Bedeviled by the details
The closest San Diego comes to having a “China Town” is the stretched out expanse of cold, industrial Convoy Street in Kearny Mesa. The mile-long stretch of pedestrian-unfriendly road is home to nearly 100 Korean, Vietnamese, Thai, Japanese, Taiwanese, Chinese, and other Asian-fusion restaurants. David says one of these years, he’s going to embark on a project to dine at every single one of them. In the meantime, he settles for hitting up our haunts (Tofu House, Tajima, Yakyudori, Emerald, Dumpling Inn) and occasionally branching out to try something new. On a recent day of errand-running, we craved some Chinese, we opted for something new and found ourselves pulling up in front of Imperial Mandarin.
As with most other joints in this area, Imperial Mandarin is unassuming and tucked away inside one of the many storefronts in an endless spattering of strip malls. It was just past the lunch hour, so we were the only ones in the restaurant, save for a man who was waiting for his pickup order. Google describes the restaurant as an “unpretentious Chinese restaurant offering a seafood-heavy menu and daily lunchtime dim sum.” It was the dim sum that drew us in, but I couldn’t help but muse over the word “unpretentious” as we took our first look around and spied the dated wood paneling and pink linoleum tables. Quaint and cluttered, it was a quintessential hole in the wall, in the way some of my Convoy haunts had been before they put some money into updating their interiors.

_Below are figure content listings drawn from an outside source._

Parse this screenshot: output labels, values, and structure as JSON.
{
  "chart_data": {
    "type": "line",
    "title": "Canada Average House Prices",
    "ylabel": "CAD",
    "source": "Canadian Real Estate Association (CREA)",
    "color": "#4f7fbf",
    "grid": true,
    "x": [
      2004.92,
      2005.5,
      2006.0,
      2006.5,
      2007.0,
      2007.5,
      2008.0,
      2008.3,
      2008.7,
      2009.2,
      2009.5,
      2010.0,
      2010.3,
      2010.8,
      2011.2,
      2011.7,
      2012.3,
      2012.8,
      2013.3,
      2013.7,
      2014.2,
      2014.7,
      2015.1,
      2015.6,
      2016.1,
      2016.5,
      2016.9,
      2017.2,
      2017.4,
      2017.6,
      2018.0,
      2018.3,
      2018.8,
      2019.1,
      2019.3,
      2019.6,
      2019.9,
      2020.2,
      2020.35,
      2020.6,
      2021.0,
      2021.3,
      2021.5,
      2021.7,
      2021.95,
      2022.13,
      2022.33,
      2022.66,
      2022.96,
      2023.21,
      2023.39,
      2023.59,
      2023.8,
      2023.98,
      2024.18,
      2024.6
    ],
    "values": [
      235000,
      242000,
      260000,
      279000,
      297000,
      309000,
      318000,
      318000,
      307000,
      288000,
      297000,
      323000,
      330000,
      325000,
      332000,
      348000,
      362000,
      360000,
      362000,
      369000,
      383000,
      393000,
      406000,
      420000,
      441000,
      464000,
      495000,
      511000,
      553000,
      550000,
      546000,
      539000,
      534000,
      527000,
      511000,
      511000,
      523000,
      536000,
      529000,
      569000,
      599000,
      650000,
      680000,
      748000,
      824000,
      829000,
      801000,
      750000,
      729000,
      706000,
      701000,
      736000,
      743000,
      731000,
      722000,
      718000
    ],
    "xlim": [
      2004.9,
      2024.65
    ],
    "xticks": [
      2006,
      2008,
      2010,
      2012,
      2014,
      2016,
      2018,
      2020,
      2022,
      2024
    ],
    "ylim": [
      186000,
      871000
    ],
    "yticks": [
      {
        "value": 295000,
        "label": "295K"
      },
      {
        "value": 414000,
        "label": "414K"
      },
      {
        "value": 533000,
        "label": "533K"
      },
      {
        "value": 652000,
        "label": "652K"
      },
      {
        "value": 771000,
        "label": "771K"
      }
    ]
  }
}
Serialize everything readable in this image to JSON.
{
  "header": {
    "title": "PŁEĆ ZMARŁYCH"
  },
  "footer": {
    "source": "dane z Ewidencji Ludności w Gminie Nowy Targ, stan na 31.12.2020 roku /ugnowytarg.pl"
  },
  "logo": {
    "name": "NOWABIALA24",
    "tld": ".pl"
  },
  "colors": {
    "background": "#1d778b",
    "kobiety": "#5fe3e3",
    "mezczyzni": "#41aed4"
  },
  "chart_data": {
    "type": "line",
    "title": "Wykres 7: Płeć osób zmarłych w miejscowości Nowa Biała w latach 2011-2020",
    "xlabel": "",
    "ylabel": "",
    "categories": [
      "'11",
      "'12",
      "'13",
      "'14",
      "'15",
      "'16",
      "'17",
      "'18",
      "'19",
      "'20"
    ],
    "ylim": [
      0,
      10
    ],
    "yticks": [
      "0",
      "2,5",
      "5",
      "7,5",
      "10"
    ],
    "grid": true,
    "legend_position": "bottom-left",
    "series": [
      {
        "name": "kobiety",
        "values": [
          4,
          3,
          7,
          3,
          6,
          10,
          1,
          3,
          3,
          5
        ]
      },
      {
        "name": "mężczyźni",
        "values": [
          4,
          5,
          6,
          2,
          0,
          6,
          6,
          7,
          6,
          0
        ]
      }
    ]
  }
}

But we weren’t there for the décor, we wanted the dim sum. Because he spotted it on the menu, David and I began with one of his classic favorites, the sizzling rice soup. Though we were happy with the flavor and texture of the shrimp, chicken, and snap peas, the broth itself was bland like boiled water. A generous helping of salt and red pepper sauce helped.

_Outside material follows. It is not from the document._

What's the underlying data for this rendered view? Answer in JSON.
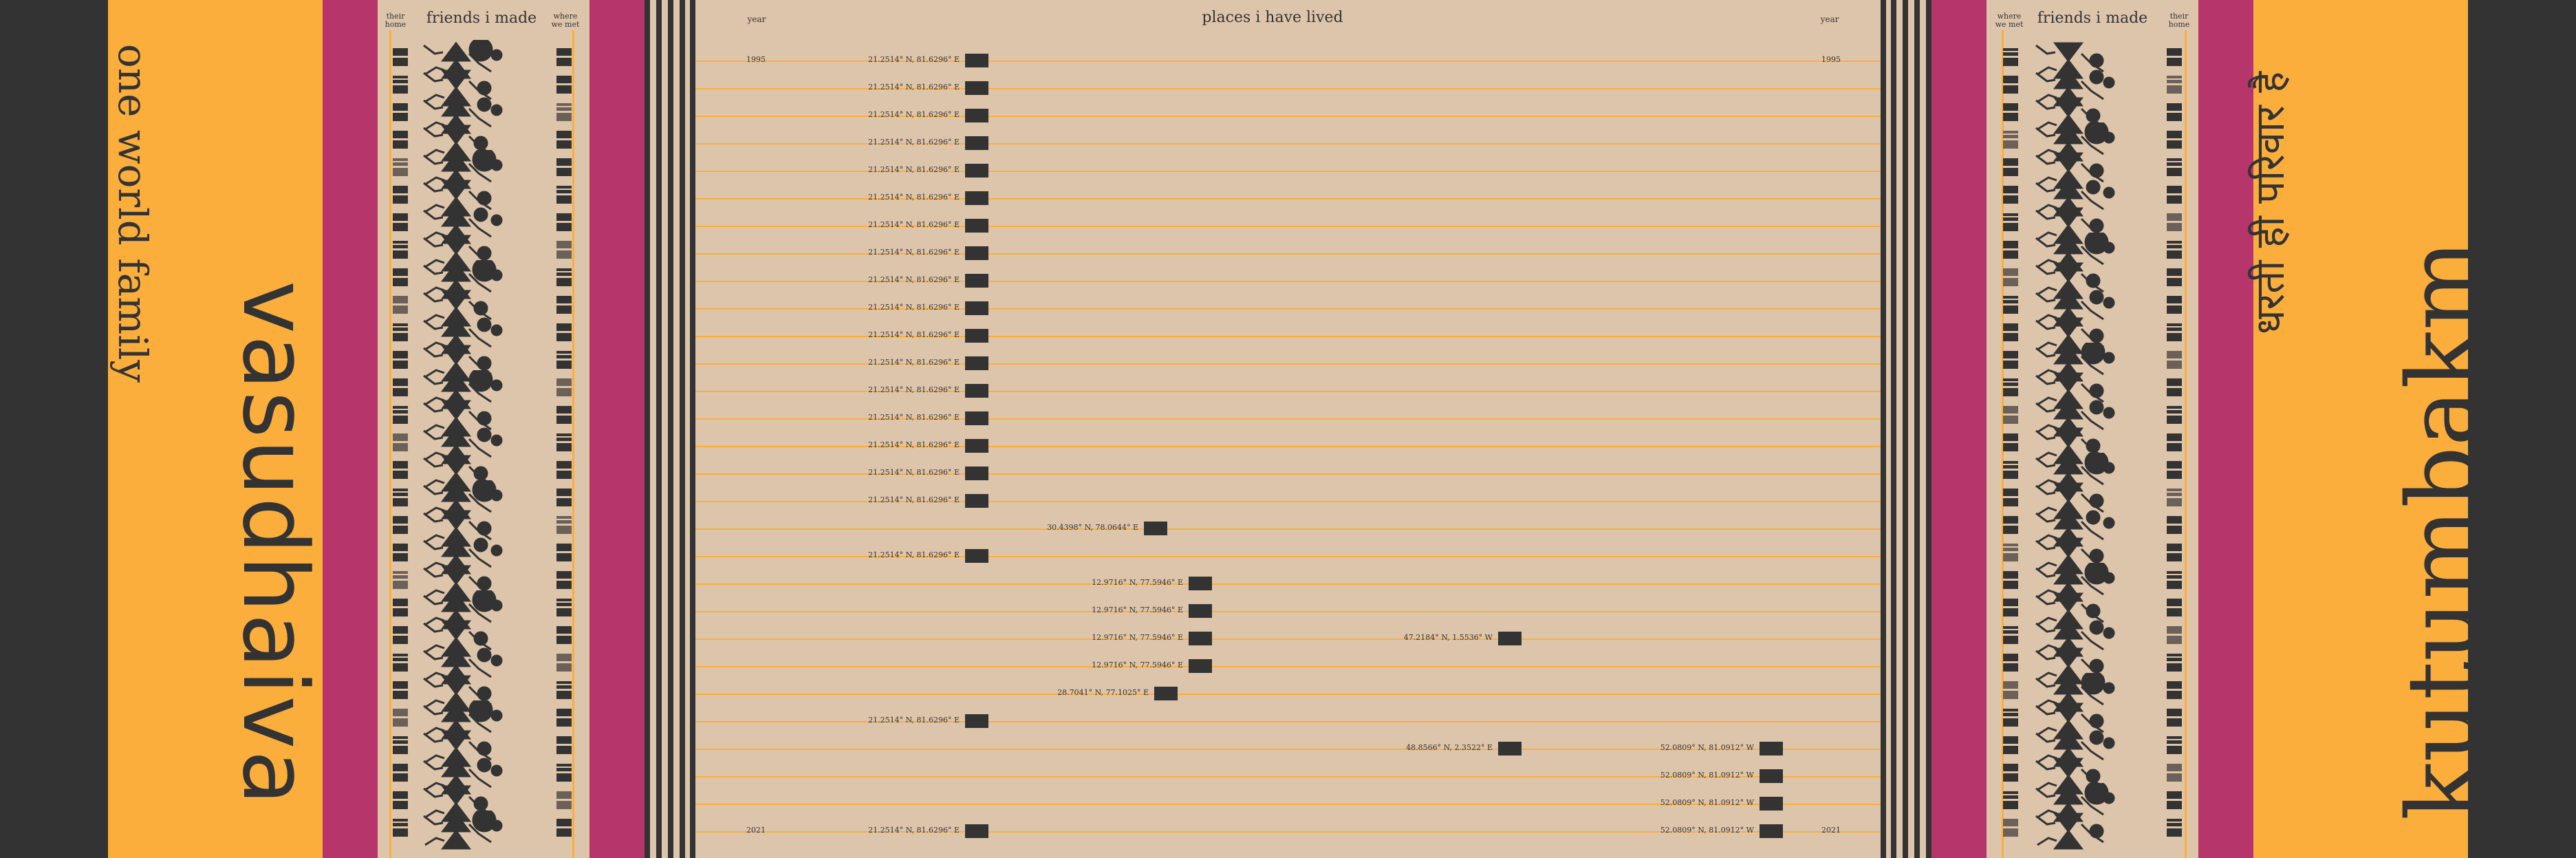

I wanted to try something I’d never noticed on other dim sum menus, and that was the deep fried sesame seed shrimp toast. The first bite was pleasantly crunchy, but a moment later it became apparent that the bread had served as a sponge, and soaked up all the oil from the fryer it could hold, which left a nasty, unctuous aftertaste in the mouth. We promptly scraped the shrimp from the bread, and ate it by itself, which was a much better experience.
The gyoza was great in that “things I crave when I’m drunk” sort of way, with its thick, doughy coating, crisped on one side and nice and chewy throughout. Though it was tasty, it didn’t have that “made in house” quality. I’m guessing a good portion of the dim sum was obtained frozen through Cholimex, or a similar supplier, as with many other dim sum restaurants (save for Dumpling Inn, which in my estimation is the bestest and freshest Chinese food to be had on the block).
I enjoyed the bell pepper stuffed with shrimp and pork. The pepper was juicy and crunchy, indicating its freshness, which was refreshing on the heels of the gyoza.
Though the service was prompt and civil (I wouldn’t go so far as to say “friendly”), it’s the little things that threw us off. I know it’s a nearly irrelevant quibble, but David’s fortune cookie was not only broken and missing a piece, but on the back, there were all these black spots that kind of looked like mold, or dirt. He didn’t eat his. I took a nibble of mine, just to see, and confirmed that it was stale. And let’s talk about the crazy women’s bathroom at Imperial Mandarin. In this odd, large L-shaped room are two toilets, one facing the other. No separation between the two toilets. The handle on the door was broken, but a makeshift lock had been added, thus protecting me and my two toilets from the rest of the world. Both toilets turned out to be unusable; they were filled with tissue, and the water was up to the brim of each seat. After taking a long, dubious look at the set up, I decided I could hold it.
Just as stains on an airplane’s tray tables make one question whether the airline is doing their engine maintenance, the state of the bathroom made me not want to think about what was going on in the kitchen. A broken handle, clogged toilets, stale moldy cookies: to me, these are signs that the owners here don’t care very much about the details — things most of us don’t notice when they’re done right, but are incapable of ignoring when they’re done wrong.
Overall, this is not great Chinese food. It’s good enough, and can be satisfying in the same way a late night trip to Taco Bell can be. No one would suggest that Taco Bell is the highest expression of Mexican cuisine, but sometimes you’re just in the mood for a Gordita.